One of the haunting memories left after reading Faith of our Fathers is the extent to which some people in medieval times – laity as well as clergy – faced the most agonising and degrading deaths, which they could have avoided by renouncing and denouncing their beliefs. Instead, they preferred to suffer the torments of the rack or stake. One is left to wonder what our present-day leaders – religious or secular – would do if faced with such deaths. Would they hold true to their beliefs?
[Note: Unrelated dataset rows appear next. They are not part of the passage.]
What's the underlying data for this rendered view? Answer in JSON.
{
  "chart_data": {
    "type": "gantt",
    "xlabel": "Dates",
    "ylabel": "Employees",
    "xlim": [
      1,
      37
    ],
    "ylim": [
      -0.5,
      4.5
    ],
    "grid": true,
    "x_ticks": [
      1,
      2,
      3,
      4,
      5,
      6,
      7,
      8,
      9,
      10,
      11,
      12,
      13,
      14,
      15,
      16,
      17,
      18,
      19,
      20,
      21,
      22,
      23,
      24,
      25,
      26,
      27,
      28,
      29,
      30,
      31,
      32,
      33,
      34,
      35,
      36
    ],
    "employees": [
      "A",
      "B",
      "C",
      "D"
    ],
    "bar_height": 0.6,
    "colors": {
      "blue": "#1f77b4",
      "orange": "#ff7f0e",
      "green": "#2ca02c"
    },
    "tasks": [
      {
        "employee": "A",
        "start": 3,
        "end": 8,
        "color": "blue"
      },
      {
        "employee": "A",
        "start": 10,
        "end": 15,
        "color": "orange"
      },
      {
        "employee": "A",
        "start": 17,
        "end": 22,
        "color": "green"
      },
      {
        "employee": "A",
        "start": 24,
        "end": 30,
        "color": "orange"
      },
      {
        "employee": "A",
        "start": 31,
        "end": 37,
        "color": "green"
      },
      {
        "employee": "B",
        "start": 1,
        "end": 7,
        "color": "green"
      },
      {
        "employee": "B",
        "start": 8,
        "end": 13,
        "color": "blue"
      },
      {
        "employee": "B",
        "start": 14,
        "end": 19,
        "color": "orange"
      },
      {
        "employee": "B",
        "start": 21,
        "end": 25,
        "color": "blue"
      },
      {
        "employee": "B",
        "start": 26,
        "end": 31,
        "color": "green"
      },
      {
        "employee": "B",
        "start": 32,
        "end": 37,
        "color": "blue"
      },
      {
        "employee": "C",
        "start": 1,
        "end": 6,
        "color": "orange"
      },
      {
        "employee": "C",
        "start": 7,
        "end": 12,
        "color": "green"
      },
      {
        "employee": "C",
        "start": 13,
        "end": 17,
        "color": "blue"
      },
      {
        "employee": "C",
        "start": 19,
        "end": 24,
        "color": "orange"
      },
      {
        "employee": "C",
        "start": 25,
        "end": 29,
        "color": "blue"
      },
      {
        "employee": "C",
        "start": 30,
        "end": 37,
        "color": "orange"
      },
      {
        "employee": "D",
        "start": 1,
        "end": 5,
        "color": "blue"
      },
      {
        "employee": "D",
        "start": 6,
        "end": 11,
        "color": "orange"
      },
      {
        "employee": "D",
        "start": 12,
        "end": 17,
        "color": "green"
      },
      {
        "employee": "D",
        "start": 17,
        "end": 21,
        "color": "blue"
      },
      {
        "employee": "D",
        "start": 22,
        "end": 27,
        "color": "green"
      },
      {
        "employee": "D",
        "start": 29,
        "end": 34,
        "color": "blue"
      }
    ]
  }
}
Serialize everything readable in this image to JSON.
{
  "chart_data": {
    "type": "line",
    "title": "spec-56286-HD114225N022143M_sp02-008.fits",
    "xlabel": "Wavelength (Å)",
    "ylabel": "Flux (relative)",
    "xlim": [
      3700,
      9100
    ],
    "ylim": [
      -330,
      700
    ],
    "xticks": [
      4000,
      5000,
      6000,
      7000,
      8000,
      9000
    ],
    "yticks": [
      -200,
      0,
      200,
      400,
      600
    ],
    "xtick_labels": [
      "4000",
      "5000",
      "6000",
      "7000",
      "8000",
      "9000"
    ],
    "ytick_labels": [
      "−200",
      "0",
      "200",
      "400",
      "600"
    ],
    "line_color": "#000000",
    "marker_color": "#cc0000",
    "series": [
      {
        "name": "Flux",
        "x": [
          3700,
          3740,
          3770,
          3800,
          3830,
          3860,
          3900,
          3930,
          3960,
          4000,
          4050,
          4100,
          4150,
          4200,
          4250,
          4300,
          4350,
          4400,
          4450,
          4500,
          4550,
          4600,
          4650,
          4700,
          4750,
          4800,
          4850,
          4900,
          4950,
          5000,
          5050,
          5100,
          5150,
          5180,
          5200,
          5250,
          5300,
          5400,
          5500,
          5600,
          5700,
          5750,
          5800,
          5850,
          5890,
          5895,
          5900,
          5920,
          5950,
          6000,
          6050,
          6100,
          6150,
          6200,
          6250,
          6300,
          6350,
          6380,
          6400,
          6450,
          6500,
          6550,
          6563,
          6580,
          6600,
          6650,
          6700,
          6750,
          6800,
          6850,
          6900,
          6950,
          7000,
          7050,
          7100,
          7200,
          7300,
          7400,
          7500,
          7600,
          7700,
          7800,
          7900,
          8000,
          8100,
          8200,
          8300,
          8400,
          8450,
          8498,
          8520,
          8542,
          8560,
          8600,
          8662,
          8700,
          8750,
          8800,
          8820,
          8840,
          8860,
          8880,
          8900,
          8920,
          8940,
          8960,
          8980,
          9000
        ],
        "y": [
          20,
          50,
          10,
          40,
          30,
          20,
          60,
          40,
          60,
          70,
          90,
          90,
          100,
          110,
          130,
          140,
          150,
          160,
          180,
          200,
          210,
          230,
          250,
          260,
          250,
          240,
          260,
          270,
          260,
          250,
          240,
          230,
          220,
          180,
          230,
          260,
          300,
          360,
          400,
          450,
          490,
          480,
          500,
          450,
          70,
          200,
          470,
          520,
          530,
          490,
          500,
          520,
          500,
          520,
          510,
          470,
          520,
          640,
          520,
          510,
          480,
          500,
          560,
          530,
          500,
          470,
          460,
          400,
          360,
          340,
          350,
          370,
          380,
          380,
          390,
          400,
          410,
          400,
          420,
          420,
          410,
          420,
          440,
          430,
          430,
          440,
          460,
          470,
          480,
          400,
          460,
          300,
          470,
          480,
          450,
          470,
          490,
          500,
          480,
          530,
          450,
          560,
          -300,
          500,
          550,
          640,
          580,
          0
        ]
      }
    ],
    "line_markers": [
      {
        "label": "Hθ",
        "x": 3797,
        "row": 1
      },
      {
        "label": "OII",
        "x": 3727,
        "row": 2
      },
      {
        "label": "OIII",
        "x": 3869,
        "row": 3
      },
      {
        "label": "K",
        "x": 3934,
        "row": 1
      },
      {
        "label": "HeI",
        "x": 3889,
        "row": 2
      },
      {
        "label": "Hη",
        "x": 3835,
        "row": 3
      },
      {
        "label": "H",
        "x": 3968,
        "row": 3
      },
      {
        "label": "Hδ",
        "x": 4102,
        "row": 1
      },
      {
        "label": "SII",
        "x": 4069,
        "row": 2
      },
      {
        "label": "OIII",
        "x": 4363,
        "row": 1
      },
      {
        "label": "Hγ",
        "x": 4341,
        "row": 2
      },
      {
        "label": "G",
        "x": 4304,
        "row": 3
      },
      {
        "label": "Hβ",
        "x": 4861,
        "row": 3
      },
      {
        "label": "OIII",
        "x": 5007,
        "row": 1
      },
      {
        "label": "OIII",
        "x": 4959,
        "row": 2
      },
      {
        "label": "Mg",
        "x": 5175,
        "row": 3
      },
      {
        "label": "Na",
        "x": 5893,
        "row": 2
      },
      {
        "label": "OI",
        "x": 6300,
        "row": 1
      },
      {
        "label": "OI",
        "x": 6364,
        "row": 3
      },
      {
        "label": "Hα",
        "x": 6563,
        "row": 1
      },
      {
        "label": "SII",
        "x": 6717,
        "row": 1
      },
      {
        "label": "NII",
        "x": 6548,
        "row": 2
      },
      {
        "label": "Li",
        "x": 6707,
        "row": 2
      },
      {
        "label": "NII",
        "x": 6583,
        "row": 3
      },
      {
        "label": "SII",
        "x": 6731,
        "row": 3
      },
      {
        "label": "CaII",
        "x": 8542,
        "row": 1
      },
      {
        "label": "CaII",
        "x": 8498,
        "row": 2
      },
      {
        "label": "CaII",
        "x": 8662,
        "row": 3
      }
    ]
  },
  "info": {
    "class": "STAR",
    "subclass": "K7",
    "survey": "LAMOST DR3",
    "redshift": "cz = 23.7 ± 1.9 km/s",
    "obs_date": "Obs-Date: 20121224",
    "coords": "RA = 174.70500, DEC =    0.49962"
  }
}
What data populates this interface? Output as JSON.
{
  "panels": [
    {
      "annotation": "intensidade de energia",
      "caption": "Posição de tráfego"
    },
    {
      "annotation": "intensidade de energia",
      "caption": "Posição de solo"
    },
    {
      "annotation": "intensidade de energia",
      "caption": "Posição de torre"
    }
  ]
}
This inevitably leads to another sobering thought: what would I, what would you do in their place? It has been this reviewer’s pleasure to have known Joseph Pearce for over 40 years. In that time, I have seen him stand up to threats, including that of imprisonment, that would have broken many others. He is of course human, so I do not know for certain how he would react if he ever felt his joints dislocating and his tendons snapping on the rack, as was the Elizabethan practice. But this I can say with certainty: of all the people I have ever met he is the person most likely to hold fast to his faith, regardless of the cost. His very personal journey equips him admirably to understand the doubts, fears and sufferings of all those over the centuries who sought to stay true to the faith of their fathers.